Managed RonDB#
In the above link the documentation for how to create a RonDB cluster as part of Hopsworks is presented. In this interface the user is able to decide on the following parameters
-
Number of Data Nodes
-
VM Type for the Data nodes
-
Storage Size for Data nodes
-
Number of MySQL Servers
-
VM Type for the MySQL Servers
-
Storage Size for MySQL Servers
In the Detailed section it is also possible to decide on the following parameters.
-
Number of Replicas
-
Number of API Nodes
-
VM Type of API Nodes
-
Storage Size for API nodes
The number of data nodes must be a multiple of the number of replicas.
The first decision is whether to use 1,2 or 3 replicas (4 replicas is also possible). If high availability isn't required, then 1 replica is sufficient. If high availability is required 2 replicas at least should be choosen.
For the most part the number of data nodes should be equal to the number of replicas. One reason for having more data nodes than replicas is that we need a larger database size than can be accomplished through one set of data nodes.
In a cluster with the same amount of data nodes as replicas the database size is limited by the memory size of the data node VM. The largest standard VM is the r5-metal which can house around 768 GByte of memory.

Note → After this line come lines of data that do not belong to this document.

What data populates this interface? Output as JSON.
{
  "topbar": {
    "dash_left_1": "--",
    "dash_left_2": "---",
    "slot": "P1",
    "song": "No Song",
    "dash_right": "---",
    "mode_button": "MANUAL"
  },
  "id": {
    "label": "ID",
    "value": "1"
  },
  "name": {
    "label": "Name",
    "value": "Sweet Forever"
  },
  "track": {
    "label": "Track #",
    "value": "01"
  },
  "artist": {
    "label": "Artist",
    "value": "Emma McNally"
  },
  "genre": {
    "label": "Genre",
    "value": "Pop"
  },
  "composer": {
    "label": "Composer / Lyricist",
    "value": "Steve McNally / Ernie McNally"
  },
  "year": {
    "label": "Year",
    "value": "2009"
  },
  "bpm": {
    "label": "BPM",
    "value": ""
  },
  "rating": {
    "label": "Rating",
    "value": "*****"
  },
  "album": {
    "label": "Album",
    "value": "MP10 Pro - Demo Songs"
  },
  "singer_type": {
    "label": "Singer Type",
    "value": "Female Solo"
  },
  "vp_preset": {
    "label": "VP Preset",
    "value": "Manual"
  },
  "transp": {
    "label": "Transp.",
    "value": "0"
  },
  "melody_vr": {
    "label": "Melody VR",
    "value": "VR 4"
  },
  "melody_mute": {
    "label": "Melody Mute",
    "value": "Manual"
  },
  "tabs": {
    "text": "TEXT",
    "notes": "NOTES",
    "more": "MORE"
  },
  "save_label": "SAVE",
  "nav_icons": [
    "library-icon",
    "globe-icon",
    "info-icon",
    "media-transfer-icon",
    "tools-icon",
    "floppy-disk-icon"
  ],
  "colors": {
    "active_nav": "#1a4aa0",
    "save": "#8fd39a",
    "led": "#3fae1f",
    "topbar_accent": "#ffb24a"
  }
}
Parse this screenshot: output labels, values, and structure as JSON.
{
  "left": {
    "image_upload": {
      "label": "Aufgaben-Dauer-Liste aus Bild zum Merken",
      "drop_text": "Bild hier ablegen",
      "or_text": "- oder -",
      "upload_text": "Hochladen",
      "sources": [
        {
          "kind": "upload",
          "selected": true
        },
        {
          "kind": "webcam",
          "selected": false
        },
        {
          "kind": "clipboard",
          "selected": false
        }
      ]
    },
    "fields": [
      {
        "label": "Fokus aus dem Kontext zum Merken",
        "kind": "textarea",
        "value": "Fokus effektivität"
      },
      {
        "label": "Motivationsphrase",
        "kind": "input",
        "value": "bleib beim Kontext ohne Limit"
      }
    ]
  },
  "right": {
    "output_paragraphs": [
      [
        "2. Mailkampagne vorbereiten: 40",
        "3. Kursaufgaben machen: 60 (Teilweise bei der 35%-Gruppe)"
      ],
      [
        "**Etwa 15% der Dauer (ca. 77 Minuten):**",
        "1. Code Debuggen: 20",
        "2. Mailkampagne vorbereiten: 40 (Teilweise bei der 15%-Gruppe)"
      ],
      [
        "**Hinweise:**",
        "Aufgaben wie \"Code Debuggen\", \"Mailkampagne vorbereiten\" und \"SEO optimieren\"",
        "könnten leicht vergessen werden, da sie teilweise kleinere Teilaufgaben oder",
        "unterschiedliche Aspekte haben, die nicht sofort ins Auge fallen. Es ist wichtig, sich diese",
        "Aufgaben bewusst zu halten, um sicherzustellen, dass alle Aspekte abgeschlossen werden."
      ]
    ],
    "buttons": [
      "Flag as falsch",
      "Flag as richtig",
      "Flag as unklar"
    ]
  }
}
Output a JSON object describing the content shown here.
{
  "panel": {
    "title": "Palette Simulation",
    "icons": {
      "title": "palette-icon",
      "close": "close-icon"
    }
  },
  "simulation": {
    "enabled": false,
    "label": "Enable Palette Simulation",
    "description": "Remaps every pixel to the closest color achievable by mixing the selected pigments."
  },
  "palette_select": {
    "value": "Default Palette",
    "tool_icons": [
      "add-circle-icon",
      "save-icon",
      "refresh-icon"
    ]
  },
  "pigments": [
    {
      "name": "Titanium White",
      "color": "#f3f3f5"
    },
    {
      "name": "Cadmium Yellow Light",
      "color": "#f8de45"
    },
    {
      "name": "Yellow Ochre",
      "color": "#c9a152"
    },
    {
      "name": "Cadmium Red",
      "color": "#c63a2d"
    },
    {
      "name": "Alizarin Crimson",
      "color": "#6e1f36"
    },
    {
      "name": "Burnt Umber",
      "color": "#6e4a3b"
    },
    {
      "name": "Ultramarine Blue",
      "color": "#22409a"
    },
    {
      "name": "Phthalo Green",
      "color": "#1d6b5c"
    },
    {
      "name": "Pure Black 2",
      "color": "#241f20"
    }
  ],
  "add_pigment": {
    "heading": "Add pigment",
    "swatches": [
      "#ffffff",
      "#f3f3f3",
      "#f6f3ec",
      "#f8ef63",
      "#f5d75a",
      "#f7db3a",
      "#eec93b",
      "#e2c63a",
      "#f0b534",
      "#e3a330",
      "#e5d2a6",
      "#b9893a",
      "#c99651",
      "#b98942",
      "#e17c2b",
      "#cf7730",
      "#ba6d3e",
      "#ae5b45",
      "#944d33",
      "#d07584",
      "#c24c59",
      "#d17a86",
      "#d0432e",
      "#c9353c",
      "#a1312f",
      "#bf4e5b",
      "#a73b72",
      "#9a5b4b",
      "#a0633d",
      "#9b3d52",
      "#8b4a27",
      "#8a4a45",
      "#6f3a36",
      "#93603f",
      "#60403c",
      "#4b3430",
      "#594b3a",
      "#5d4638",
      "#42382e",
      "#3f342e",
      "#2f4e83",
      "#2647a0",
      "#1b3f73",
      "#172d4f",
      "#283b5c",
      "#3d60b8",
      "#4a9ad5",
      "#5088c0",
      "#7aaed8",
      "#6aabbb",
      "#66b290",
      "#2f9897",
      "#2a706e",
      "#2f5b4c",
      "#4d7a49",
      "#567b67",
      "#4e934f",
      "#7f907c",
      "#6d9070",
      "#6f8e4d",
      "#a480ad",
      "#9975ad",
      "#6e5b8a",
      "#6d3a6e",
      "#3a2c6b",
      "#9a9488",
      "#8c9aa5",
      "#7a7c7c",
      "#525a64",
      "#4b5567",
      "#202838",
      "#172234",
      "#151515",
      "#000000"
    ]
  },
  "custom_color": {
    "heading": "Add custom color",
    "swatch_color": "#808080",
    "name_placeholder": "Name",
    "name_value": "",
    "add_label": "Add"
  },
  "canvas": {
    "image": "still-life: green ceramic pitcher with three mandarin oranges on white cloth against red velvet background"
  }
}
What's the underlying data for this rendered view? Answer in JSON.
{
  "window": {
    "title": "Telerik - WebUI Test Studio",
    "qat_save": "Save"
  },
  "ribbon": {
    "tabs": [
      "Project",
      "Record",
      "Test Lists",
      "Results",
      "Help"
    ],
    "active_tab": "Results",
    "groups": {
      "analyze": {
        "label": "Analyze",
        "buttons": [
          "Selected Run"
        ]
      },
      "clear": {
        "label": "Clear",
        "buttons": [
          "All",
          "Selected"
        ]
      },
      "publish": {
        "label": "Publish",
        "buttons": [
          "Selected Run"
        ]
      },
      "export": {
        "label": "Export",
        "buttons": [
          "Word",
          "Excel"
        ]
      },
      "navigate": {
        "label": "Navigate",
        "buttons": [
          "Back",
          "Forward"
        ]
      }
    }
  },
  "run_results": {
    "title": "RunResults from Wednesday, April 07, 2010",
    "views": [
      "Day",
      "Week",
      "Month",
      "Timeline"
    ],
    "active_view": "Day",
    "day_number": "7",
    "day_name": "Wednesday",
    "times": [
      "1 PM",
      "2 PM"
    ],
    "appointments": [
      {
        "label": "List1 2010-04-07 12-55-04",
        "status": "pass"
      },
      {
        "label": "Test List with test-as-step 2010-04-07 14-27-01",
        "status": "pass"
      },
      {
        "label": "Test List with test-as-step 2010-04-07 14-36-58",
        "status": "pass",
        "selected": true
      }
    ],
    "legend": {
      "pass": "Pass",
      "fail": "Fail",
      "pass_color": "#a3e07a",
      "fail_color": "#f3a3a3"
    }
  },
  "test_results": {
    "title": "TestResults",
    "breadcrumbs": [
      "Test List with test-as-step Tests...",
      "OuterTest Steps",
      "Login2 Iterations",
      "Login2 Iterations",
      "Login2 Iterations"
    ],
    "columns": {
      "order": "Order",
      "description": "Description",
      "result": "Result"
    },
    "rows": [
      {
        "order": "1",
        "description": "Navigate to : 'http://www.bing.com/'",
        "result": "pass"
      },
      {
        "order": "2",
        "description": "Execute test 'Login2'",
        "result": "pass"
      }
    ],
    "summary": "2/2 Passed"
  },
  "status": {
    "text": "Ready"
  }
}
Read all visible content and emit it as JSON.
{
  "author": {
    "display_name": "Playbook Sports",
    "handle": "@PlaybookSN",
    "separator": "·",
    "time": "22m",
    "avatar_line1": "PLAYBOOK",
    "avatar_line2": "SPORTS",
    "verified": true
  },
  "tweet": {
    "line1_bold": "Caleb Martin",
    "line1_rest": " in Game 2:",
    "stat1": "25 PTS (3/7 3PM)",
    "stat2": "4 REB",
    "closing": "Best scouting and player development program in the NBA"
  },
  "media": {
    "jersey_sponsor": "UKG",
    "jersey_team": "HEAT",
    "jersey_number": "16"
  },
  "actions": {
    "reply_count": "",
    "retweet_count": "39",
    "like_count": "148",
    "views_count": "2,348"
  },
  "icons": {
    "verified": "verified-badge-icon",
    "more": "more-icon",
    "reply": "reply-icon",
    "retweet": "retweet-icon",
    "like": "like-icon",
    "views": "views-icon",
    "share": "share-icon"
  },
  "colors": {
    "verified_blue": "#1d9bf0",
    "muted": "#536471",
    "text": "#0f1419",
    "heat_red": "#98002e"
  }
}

This means that around 650 GBytes of memory is available for in-memory rows and indexes.
RonDB supports storing columns on disk, thus if disk columns are used this size can be even bigger. There are also even bigger VM sizes that we haven't tried out very much yet.
Thus size of the database could potentially affect the choice of the number of data nodes.
It is unlikely that the requirement on database processing requires more data nodes. If this is the case one should most likely first verify that the requirement is larger than what can be accomplished with one node group of data nodes.
The number of MySQL Servers should be choosen based on the amount of query processing is required towards RonDB. In Sysbench benchmarks we find that we need about twice as many CPUs on the MySQL Servers as we need on the data nodes. If we want high availability we should have at least 2 MySQL Servers.
We should not create VMs for MySQL Servers with more than 32 VCPUs at the moment.
API nodes can be used to house applications using the native RonDB APIs for C++, Java and JavaScript. An API node can also be used to execute benchmarks from, in this case it should be sufficient with 1 API node which contains at least 25% of the total number of VCPUs found in the MySQL Servers.
Storage size of MySQL Server and API nodes can normally use the minimum amount possible to set.
RonDB data nodes requires around 50% as much storage space as the memory size of the VM. In addition it requires around 128 GByte of storage space for REDO logs and UNDO logs. Some amount of storage space should also be allocated for any disk column storage. Thus a minimum of 256 GByte is required for a data node. A very large data node VM with 768 GByte of memory would require at least 2 TByte of storage space and potentially more if disk columns are heavily used.